31/10/2013

Whooo


This wonderful sculpture is part of a series in marble by thinky artist, Ryan Gander. Based largely on the sheet-covered dens his young daughter created indoors, this one's perfect for Halloween.

• Ryan Gander, Tell My Mother Not To Worry (ii), Marble, 2012

25/10/2013

Super-Ply Guys

Bear clock, fox clock, lion clock

This week we received another batch of plywood circles and set to work printing new whiskered critters to accompany our Cat Clock; a Lion, a Bear and a Fox. (Given that the boy identifies animals largely by the sounds they make, I never really know what to do for foxes; that ill-pitched, desperate cry that suddenly cleaves the night? I don't think so.)

pizza boxes pimped with coloured corners
I could also take the opportunity to say that all UK clocks switch to daylight saving time this weekend, but it's funny when befuddled people do things slightly out of sync, so just forget I mentioned it.

19/10/2013

While impending global apocalyptic catastrophe is the major drawback of climate change, a lesser effect is the way we came to greet unseasonably warm days with suspicion rather than joy. This week we ignored the the quarterly tax return and hit the beach at Hove for an hour-or-so. If days are limited, we figure we should make the most of them and choose a route home that takes in the patisserie too.

18/10/2013

Not-So-Dumb

De la War Pavillion, Bexhill-on-Sea

Turner prize winning artist, Mark Leckey, made my son cry. Not directly, of course, but with his rave-like anthropological room in The Universal Addressability of Dumb Things. Curated by Leckey, the exhibition outlines an idiosyncratic history of ideas through art, artefact and objects. The show's been on a while already and finishes its stint at Bexhill-on-Sea's De La War Pavilion this weekend. It's oddly apt to encounter universal and expansive themes on the quiet edge of a distinctly local-feeling town.

Ultra Violet Installation View 
The gallery assistants explain that children often love the darkened, disorientating space with its occasionally dissonant bursts of sound (elsewhere the exhibition emits ominous clicks, aggressively edited video loops and baritone hums), but I think he's right to feel disquiet; not every space can be made inclusive, interactive, a fun-filled, family-friendly dribble-fest. Sometimes our manufactured world is a fiercely adult realm, toxic and malignant, where the monsters have teeth.

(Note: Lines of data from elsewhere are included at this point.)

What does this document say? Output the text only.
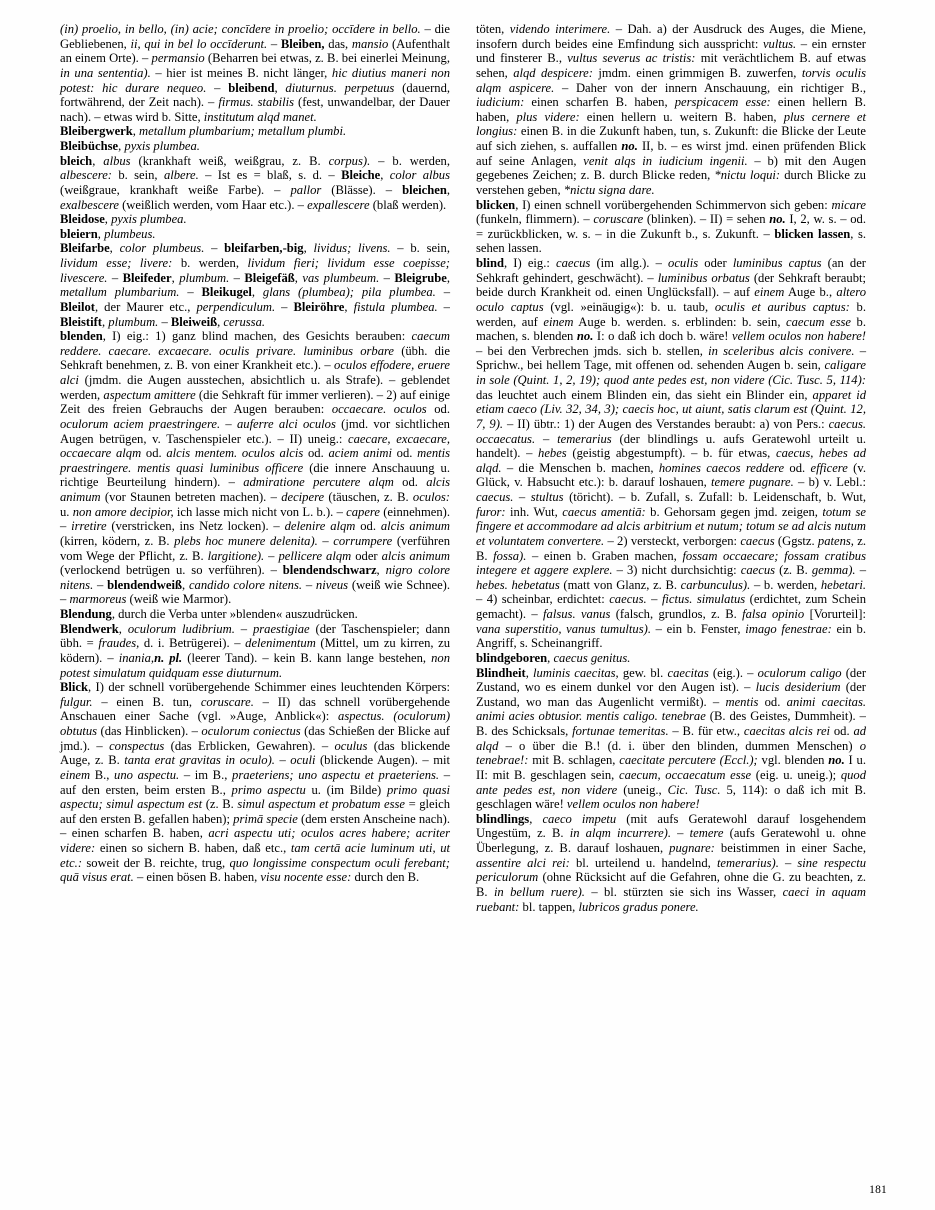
(in) proelio, in bello, (in) acie; concīdere in proelio; occīdere in bello. – die Gebliebenen, ii, qui in bel lo occīderunt. – Bleiben, das, mansio (Aufenthalt an einem Orte). – permansio (Beharren bei etwas, z. B. bei einerlei Meinung, in una sententia). – hier ist meines B. nicht länger, hic diutius maneri non potest: hic durare nequeo. – bleibend, diuturnus. perpetuus (dauernd, fortwährend, der Zeit nach). – firmus. stabilis (fest, unwandelbar, der Dauer nach). – etwas wird b. Sitte, institutum alqd manet.

Bleibergwerk, metallum plumbarium; metallum plumbi.

Bleibüchse, pyxis plumbea.

bleich, albus (krankhaft weiß, weißgrau, z. B. corpus). – b. werden, albescere: b. sein, albere. – Ist es = blaß, s. d. – Bleiche, color albus (weißgraue, krankhaft weiße Farbe). – pallor (Blässe). – bleichen, exalbescere (weißlich werden, vom Haar etc.). – expallescere (blaß werden).

Bleidose, pyxis plumbea.

bleiern, plumbeus.

Bleifarbe, color plumbeus. – bleifarben,-big, lividus; livens. – b. sein, lividum esse; livere: b. werden, lividum fieri; lividum esse coepisse; livescere. – Bleifeder, plumbum. – Bleigefäß, vas plumbeum. – Bleigrube, metallum plumbarium. – Bleikugel, glans (plumbea); pila plumbea. – Bleilot, der Maurer etc., perpendiculum. – Bleiröhre, fistula plumbea. – Bleistift, plumbum. – Bleiweiß, cerussa.

blenden, I) eig.: 1) ganz blind machen, des Gesichts berauben: caecum reddere. caecare. excaecare. oculis privare. luminibus orbare (übh. die Sehkraft benehmen, z. B. von einer Krankheit etc.). – oculos effodere, eruere alci (jmdm. die Augen ausstechen, absichtlich u. als Strafe). – geblendet werden, aspectum amittere (die Sehkraft für immer verlieren). – 2) auf einige Zeit des freien Gebrauchs der Augen berauben: occaecare. oculos od. oculorum aciem praestringere. – auferre alci oculos (jmd. vor sichtlichen Augen betrügen, v. Taschenspieler etc.). – II) uneig.: caecare, excaecare, occaecare alqm od. alcis mentem. oculos alcis od. aciem animi od. mentis praestringere. mentis quasi luminibus officere (die innere Anschauung u. richtige Beurteilung hindern). – admiratione percutere alqm od. alcis animum (vor Staunen betreten machen). – decipere (täuschen, z. B. oculos: u. non amore decipior, ich lasse mich nicht von L. b.). – capere (einnehmen). – irretire (verstricken, ins Netz locken). – delenire alqm od. alcis animum (kirren, ködern, z. B. plebs hoc munere delenita). – corrumpere (verführen vom Wege der Pflicht, z. B. largitione). – pellicere alqm oder alcis animum (verlockend betrügen u. so verführen). – blendendschwarz, nigro colore nitens. – blendendweiß, candido colore nitens. – niveus (weiß wie Schnee). – marmoreus (weiß wie Marmor).

Blendung, durch die Verba unter »blenden« auszudrücken.

Blendwerk, oculorum ludibrium. – praestigiae (der Taschenspieler; dann übh. = fraudes, d. i. Betrügerei). – delenimentum (Mittel, um zu kirren, zu ködern). – inania,n. pl. (leerer Tand). – kein B. kann lange bestehen, non potest simulatum quidquam esse diuturnum.

Blick, I) der schnell vorübergehende Schimmer eines leuchtenden Körpers: fulgur. – einen B. tun, coruscare. – II) das schnell vorübergehende Anschauen einer Sache (vgl. »Auge, Anblick«): aspectus. (oculorum) obtutus (das Hinblicken). – oculorum coniectus (das Schießen der Blicke auf jmd.). – conspectus (das Erblicken, Gewahren). – oculus (das blickende Auge, z. B. tanta erat gravitas in oculo). – oculi (blickende Augen). – mit einem B., uno aspectu. – im B., praeteriens; uno aspectu et praeteriens. – auf den ersten, beim ersten B., primo aspectu u. (im Bilde) primo quasi aspectu; simul aspectum est (z. B. simul aspectum et probatum esse = gleich auf den ersten B. gefallen haben); primā specie (dem ersten Anscheine nach). – einen scharfen B. haben, acri aspectu uti; oculos acres habere; acriter videre: einen so sichern B. haben, daß etc., tam certā acie luminum uti, ut etc.: soweit der B. reichte, trug, quo longissime conspectum oculi ferebant; quā visus erat. – einen bösen B. haben, visu nocente esse: durch den B.

töten, videndo interimere. – Dah. a) der Ausdruck des Auges, die Miene, insofern durch beides eine Emfindung sich ausspricht: vultus. – ein ernster und finsterer B., vultus severus ac tristis: mit verächtlichem B. auf etwas sehen, alqd despicere: jmdm. einen grimmigen B. zuwerfen, torvis oculis alqm aspicere. – Daher von der innern Anschauung, ein richtiger B., iudicium: einen scharfen B. haben, perspicacem esse: einen hellern B. haben, plus videre: einen hellern u. weitern B. haben, plus cernere et longius: einen B. in die Zukunft haben, tun, s. Zukunft: die Blicke der Leute auf sich ziehen, s. auffallen no. II, b. – es wirst jmd. einen prüfenden Blick auf seine Anlagen, venit alqs in iudicium ingenii. – b) mit den Augen gegebenes Zeichen; z. B. durch Blicke reden, *nictu loqui: durch Blicke zu verstehen geben, *nictu signa dare.

blicken, I) einen schnell vorübergehenden Schimmervon sich geben: micare (funkeln, flimmern). – coruscare (blinken). – II) = sehen no. I, 2, w. s. – od. = zurückblicken, w. s. – in die Zukunft b., s. Zukunft. – blicken lassen, s. sehen lassen.

blind, I) eig.: caecus (im allg.). – oculis oder luminibus captus (an der Sehkraft gehindert, geschwächt). – luminibus orbatus (der Sehkraft beraubt; beide durch Krankheit od. einen Unglücksfall). – auf einem Auge b., altero oculo captus (vgl. »einäugig«): b. u. taub, oculis et auribus captus: b. werden, auf einem Auge b. werden. s. erblinden: b. sein, caecum esse b. machen, s. blenden no. I: o daß ich doch b. wäre! vellem oculos non habere! – bei den Verbrechen jmds. sich b. stellen, in sceleribus alcis conivere. – Sprichw., bei hellem Tage, mit offenen od. sehenden Augen b. sein, caligare in sole (Quint. 1, 2, 19); quod ante pedes est, non videre (Cic. Tusc. 5, 114): das leuchtet auch einem Blinden ein, das sieht ein Blinder ein, apparet id etiam caeco (Liv. 32, 34, 3); caecis hoc, ut aiunt, satis clarum est (Quint. 12, 7, 9). – II) übtr.: 1) der Augen des Verstandes beraubt: a) von Pers.: caecus. occaecatus. – temerarius (der blindlings u. aufs Geratewohl urteilt u. handelt). – hebes (geistig abgestumpft). – b. für etwas, caecus, hebes ad alqd. – die Menschen b. machen, homines caecos reddere od. efficere (v. Glück, v. Habsucht etc.): b. darauf loshauen, temere pugnare. – b) v. Lebl.: caecus. – stultus (töricht). – b. Zufall, s. Zufall: b. Leidenschaft, b. Wut, furor: inh. Wut, caecus amentiā: b. Gehorsam gegen jmd. zeigen, totum se fingere et accommodare ad alcis arbitrium et nutum; totum se ad alcis nutum et voluntatem convertere. – 2) versteckt, verborgen: caecus (Ggstz. patens, z. B. fossa). – einen b. Graben machen, fossam occaecare; fossam cratibus integere et aggere explere. – 3) nicht durchsichtig: caecus (z. B. gemma). – hebes. hebetatus (matt von Glanz, z. B. carbunculus). – b. werden, hebetari. – 4) scheinbar, erdichtet: caecus. – fictus. simulatus (erdichtet, zum Schein gemacht). – falsus. vanus (falsch, grundlos, z. B. falsa opinio [Vorurteil]: vana superstitio, vanus tumultus). – ein b. Fenster, imago fenestrae: ein b. Angriff, s. Scheinangriff.

blindgeboren, caecus genitus.

Blindheit, luminis caecitas, gew. bl. caecitas (eig.). – oculorum caligo (der Zustand, wo es einem dunkel vor den Augen ist). – lucis desiderium (der Zustand, wo man das Augenlicht vermißt). – mentis od. animi caecitas. animi acies obtusior. mentis caligo. tenebrae (B. des Geistes, Dummheit). – B. des Schicksals, fortunae temeritas. – B. für etw., caecitas alcis rei od. ad alqd – o über die B.! (d. i. über den blinden, dummen Menschen) o tenebrae!: mit B. schlagen, caecitate percutere (Eccl.); vgl. blenden no. I u. II: mit B. geschlagen sein, caecum, occaecatum esse (eig. u. uneig.); quod ante pedes est, non videre (uneig., Cic. Tusc. 5, 114): o daß ich mit B. geschlagen wäre! vellem oculos non habere!

blindlings, caeco impetu (mit aufs Geratewohl darauf losgehendem Ungestüm, z. B. in alqm incurrere). – temere (aufs Geratewohl u. ohne Überlegung, z. B. darauf loshauen, pugnare: beistimmen in einer Sache, assentire alci rei: bl. urteilend u. handelnd, temerarius). – sine respectu periculorum (ohne Rücksicht auf die Gefahren, ohne die G. zu beachten, z. B. in bellum ruere). – bl. stürzten sie sich ins Wasser, caeci in aquam ruebant: bl. tappen, lubricos gradus ponere.

181
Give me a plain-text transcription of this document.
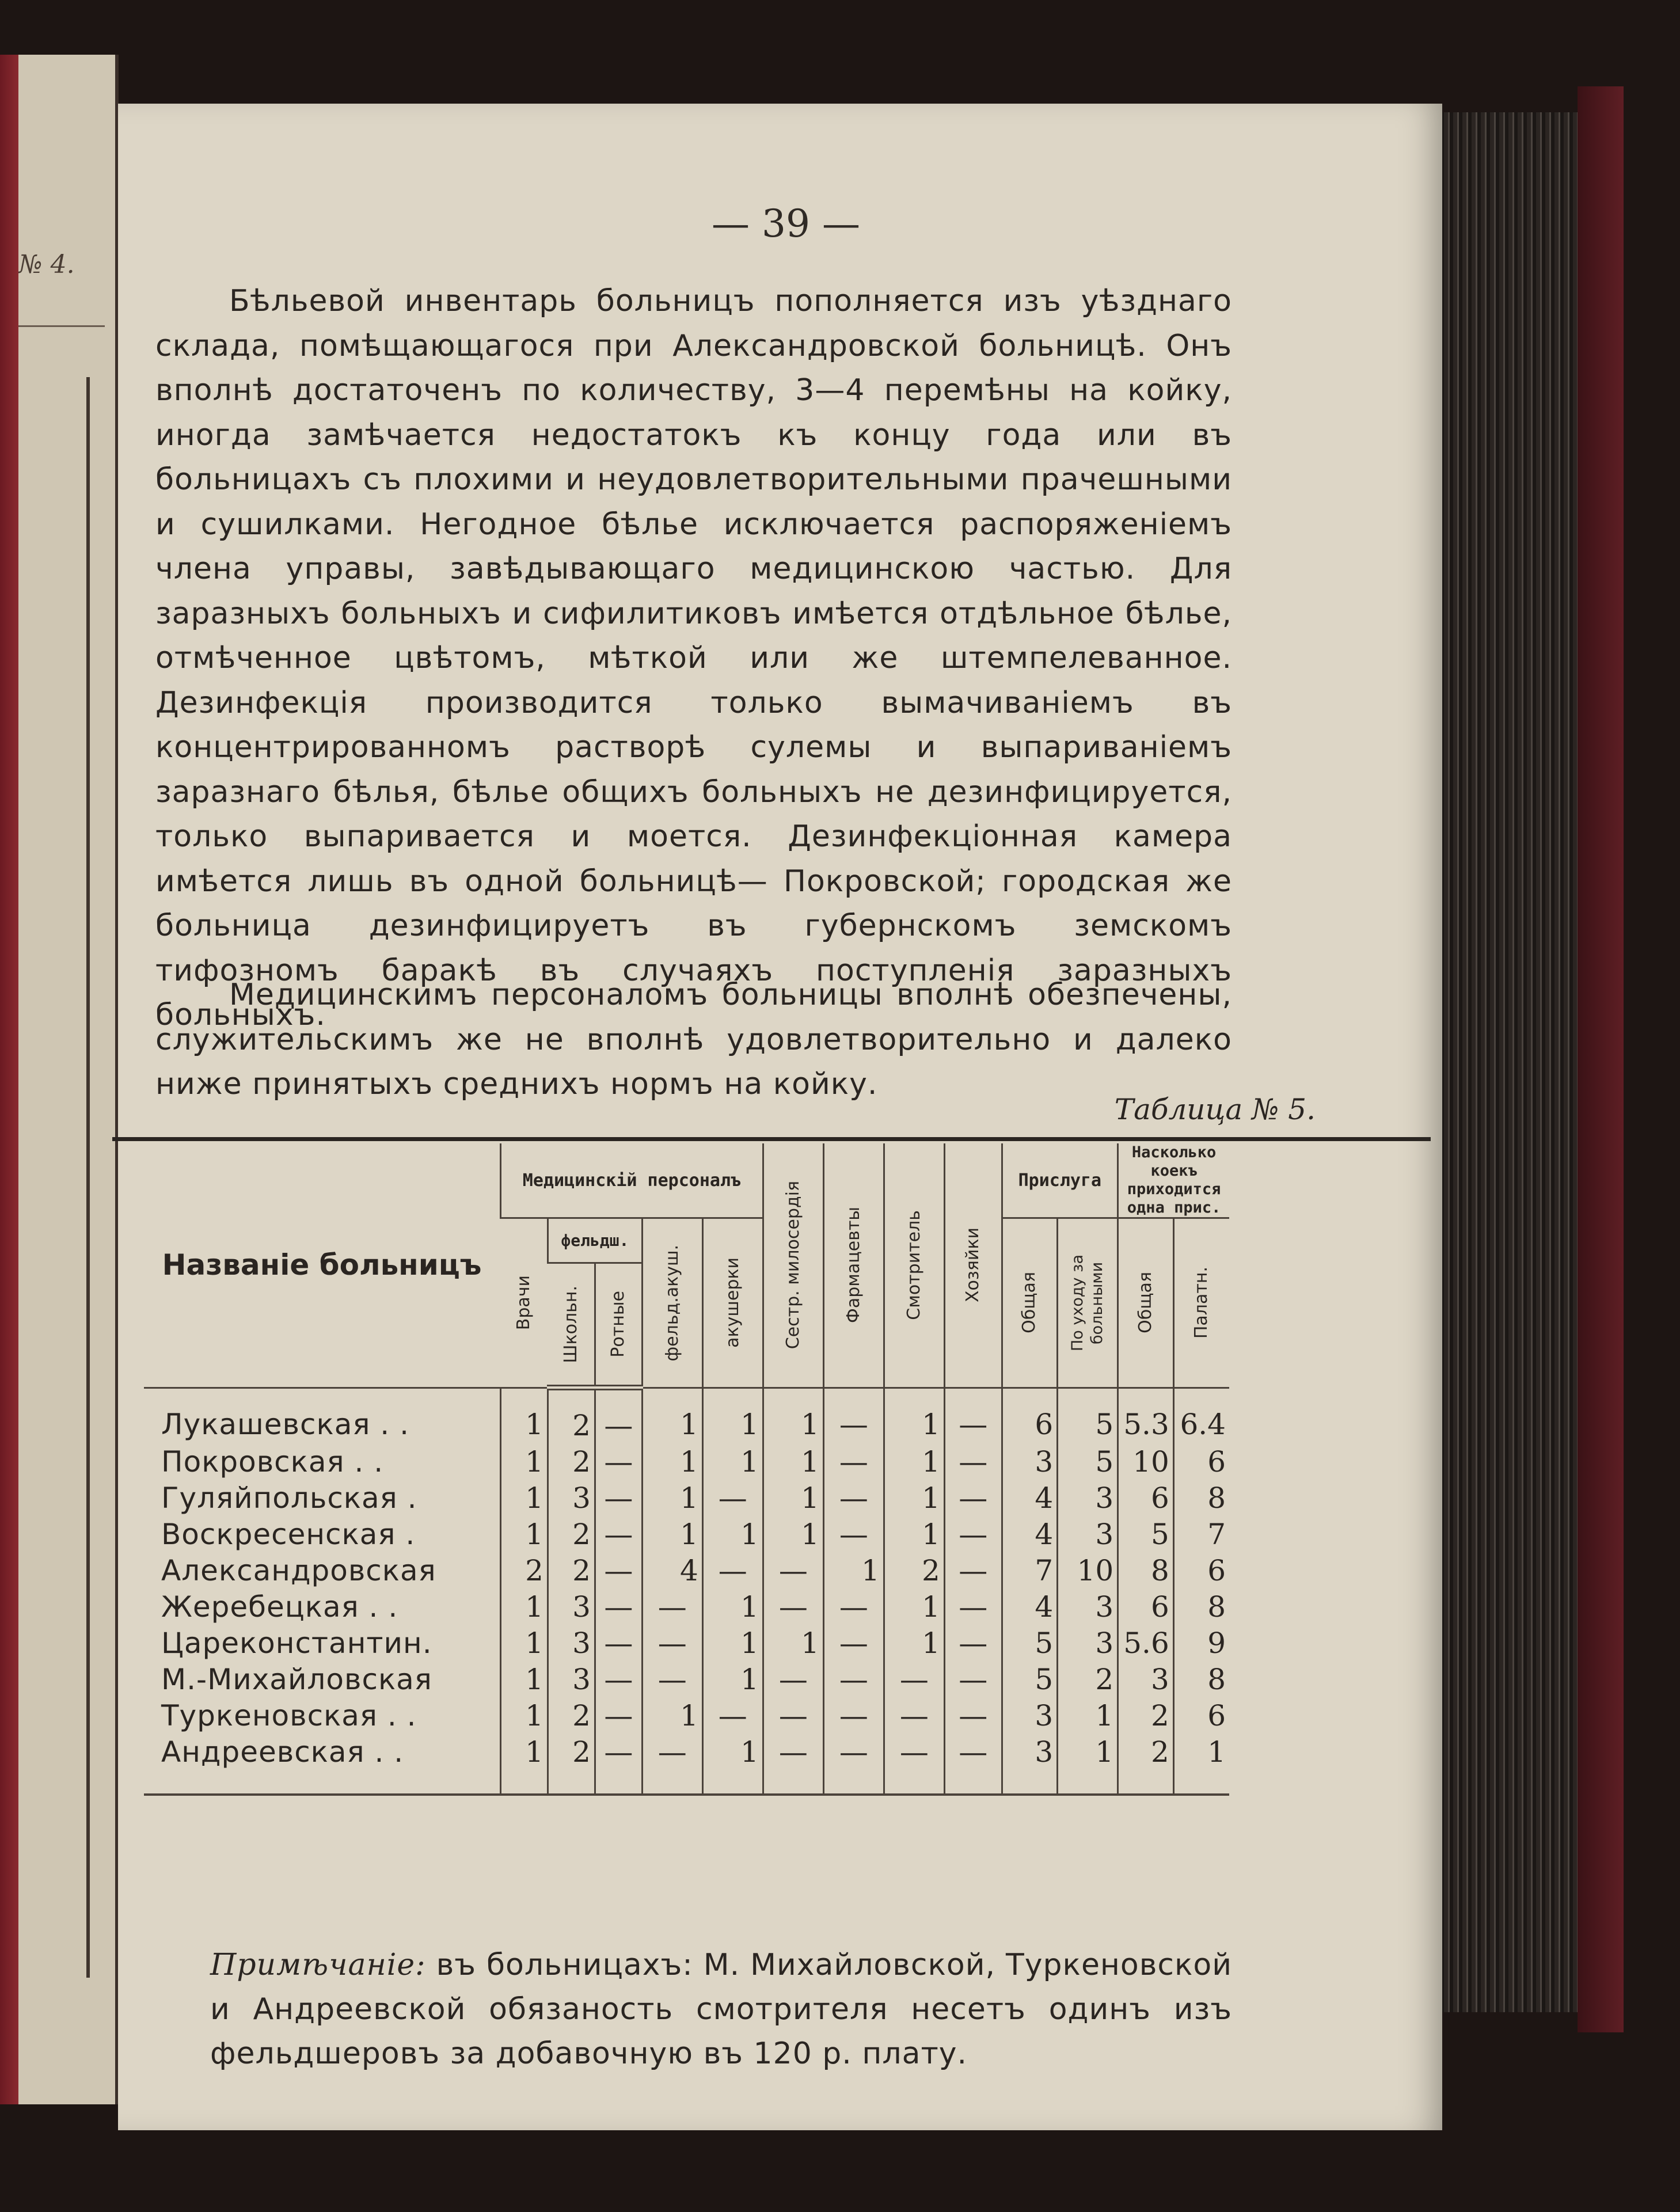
№ 4.
— 39 —

Бѣльевой инвентарь больницъ пополняется изъ уѣзднаго склада, помѣщающагося при Александровской больницѣ. Онъ вполнѣ достаточенъ по количеству, 3—4 перемѣны на койку, иногда замѣчается недостатокъ къ концу года или въ больницахъ съ плохими и неудовлетворительными прачешными и сушилками. Негодное бѣлье исключается распоряженіемъ члена управы, завѣдывающаго медицинскою частью. Для заразныхъ больныхъ и сифилитиковъ имѣется отдѣльное бѣлье, отмѣченное цвѣтомъ, мѣткой или же штемпелеванное. Дезинфекція производится только вымачиваніемъ въ концентрированномъ растворѣ сулемы и выпариваніемъ заразнаго бѣлья, бѣлье общихъ больныхъ не дезинфицируется, только выпаривается и моется. Дезинфекціонная камера имѣется лишь въ одной больницѣ— Покровской; городская же больница дезинфицируетъ въ губернскомъ земскомъ тифозномъ баракѣ въ случаяхъ поступленія заразныхъ больныхъ.

Медицинскимъ персоналомъ больницы вполнѣ обезпечены, служительскимъ же не вполнѣ удовлетворительно и далеко ниже принятыхъ среднихъ нормъ на койку.

Таблица № 5.
Названіе больницъ	Медицинскій персоналъ					Сестр. милосердія	Фармацевты	Смотритель	Хозяйки	Прислуга		Насколько коекъ приходится одна прис.	

	Врачи	фельдш.		фельд.акуш.	акушерки					Общая	По уходу за больными	Общая	Палатн.

		Школьн.	Ротные										

Лукашевская . .	1	2	—	1	1	1	—	1	—	6	5	5.3	6.4
Покровская . .	1	2	—	1	1	1	—	1	—	3	5	10	6
Гуляйпольская .	1	3	—	1	—	1	—	1	—	4	3	6	8
Воскресенская .	1	2	—	1	1	1	—	1	—	4	3	5	7
Александровская	2	2	—	4	—	—	1	2	—	7	10	8	6
Жеребецкая . .	1	3	—	—	1	—	—	1	—	4	3	6	8
Цареконстантин.	1	3	—	—	1	1	—	1	—	5	3	5.6	9
М.-Михайловская	1	3	—	—	1	—	—	—	—	5	2	3	8
Туркеновская . .	1	2	—	1	—	—	—	—	—	3	1	2	6
Андреевская . .	1	2	—	—	1	—	—	—	—	3	1	2	1

Примѣчаніе: въ больницахъ: М. Михайловской, Туркеновской и Андреевской обязаность смотрителя несетъ одинъ изъ фельдшеровъ за добавочную въ 120 р. плату.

• Image credits here and here.

11/10/2013

Detour

Emily Dickson, Leonard Baskin, Edward Gorey, Doubleday
I didn't know too much about Gerbrand Bakker's The Detour before I trained my ready eyes on it. Somewhere Between Margaret Atwood's Surfacing and All Quiet on the Orient Express, this short novel's an inspired choice for the season; simple, sharp and cold as a dry-stone wall.

While the overall design is not entirely awful, both cover and body text are weirdly pixelated, indistinct as though corporeal presence is no longer publishing's utmost priority.

With a cover illustration by the great Leonard Baskin and type by Edward Gorey, here's my paperback copy of Emily Dickinson's poems and letters instead. Dickinson's life and work colour every page of The Detour; mostly grey with sickly blotches of mustard, sepia and lichen-green.

04/10/2013

Dishy Cloths



I do try to foster a vague air of humility on this here blog, but sometimes you just have to pause in public and throw an awkward air-punch. I like our new collection of tea towels so much I'd probably even buy them — from a shop! Let's hope it's not just us.